7.4 Limitation on Liabilities. NOTWITHSTANDING ANYTHING CONTAINED HEREIN TO THE CONTRARY, NEITHER PARTY SHALL HAVE ANY LIABILITY TO THE OTHER PARTY FOR ANY LOST PROFITS, OR SPECIAL, INCIDENTAL, PUNITIVE, EXEMPLARY, INDIRECT, OR CONSEQUENTIAL DAMAGES, EVEN IF SUCH PARTY HAS BEEN ADVISED OF THE POSSIBILITY OF SUCH DAMAGES, NOR SHALL ANY OF THE TERMS OF THIS AGREEMENT BENEFIT OR CREATE ANY RIGHT OR CAUSE OF ACTION IN OR ON BEHALF OF ANY PERSON OR ENTITY OTHER THAN THE PARTIES HERETO REGARDLESS OF THE FORM OF THE ACTION, DAMAGE, CLAIM, LIABILITY, COST, EXPENSE, OR LOSS, WHETHER IN CONTRACT, STATUTE, TORT (INCLUDING WITHOUT LIMITATION, NEGLIGENCE), OR OTHERWISE, PROVIDED THAT THIS LIMITATION SHALL NOT APPLY TO ANY AMOUNTS PAYABLE TO THIRD PARTIES UNDER THE INDEMNIFICATION PROVISIONS OF THIS AGREEMENT.

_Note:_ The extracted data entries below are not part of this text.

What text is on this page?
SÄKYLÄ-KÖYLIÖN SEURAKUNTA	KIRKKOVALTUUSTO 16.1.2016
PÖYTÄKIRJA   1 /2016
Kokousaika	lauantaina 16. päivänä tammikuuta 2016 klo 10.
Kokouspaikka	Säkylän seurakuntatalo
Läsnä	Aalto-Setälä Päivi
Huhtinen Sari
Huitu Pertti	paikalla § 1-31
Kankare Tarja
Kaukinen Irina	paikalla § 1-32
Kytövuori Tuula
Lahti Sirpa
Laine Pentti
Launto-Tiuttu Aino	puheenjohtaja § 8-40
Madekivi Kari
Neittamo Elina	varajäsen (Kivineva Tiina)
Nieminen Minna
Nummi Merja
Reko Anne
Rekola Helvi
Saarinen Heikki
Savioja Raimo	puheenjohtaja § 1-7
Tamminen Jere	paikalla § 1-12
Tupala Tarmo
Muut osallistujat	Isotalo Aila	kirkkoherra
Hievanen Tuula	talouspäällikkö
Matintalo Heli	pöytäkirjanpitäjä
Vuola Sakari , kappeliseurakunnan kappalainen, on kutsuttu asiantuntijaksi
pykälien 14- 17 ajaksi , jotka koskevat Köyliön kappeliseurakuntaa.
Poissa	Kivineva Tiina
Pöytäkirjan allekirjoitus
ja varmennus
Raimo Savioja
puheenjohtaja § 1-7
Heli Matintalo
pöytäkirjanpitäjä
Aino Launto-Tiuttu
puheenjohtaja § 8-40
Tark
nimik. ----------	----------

7.5 Indemnification Procedures.
(a) Whenever any claim shall arise for indemnification hereunder, the party entitled to indemnification (the “Indemnified Party”) shall promptly provide written notice of such claim to the other party (the “Indemnifying Party”). In connection with any claim giving rise to indemnity hereunder resulting from or arising out of any Action by a person or entity who is not a party to this Agreement, the Indemnifying Party, at its sole cost and expense and upon written notice to the Indemnified Party, may assume the defense of any such Action with counsel reasonably satisfactory to the Indemnified Party. The Indemnified Party shall be entitled to participate in the defense of any such Action, with its counsel and at its own cost and expense.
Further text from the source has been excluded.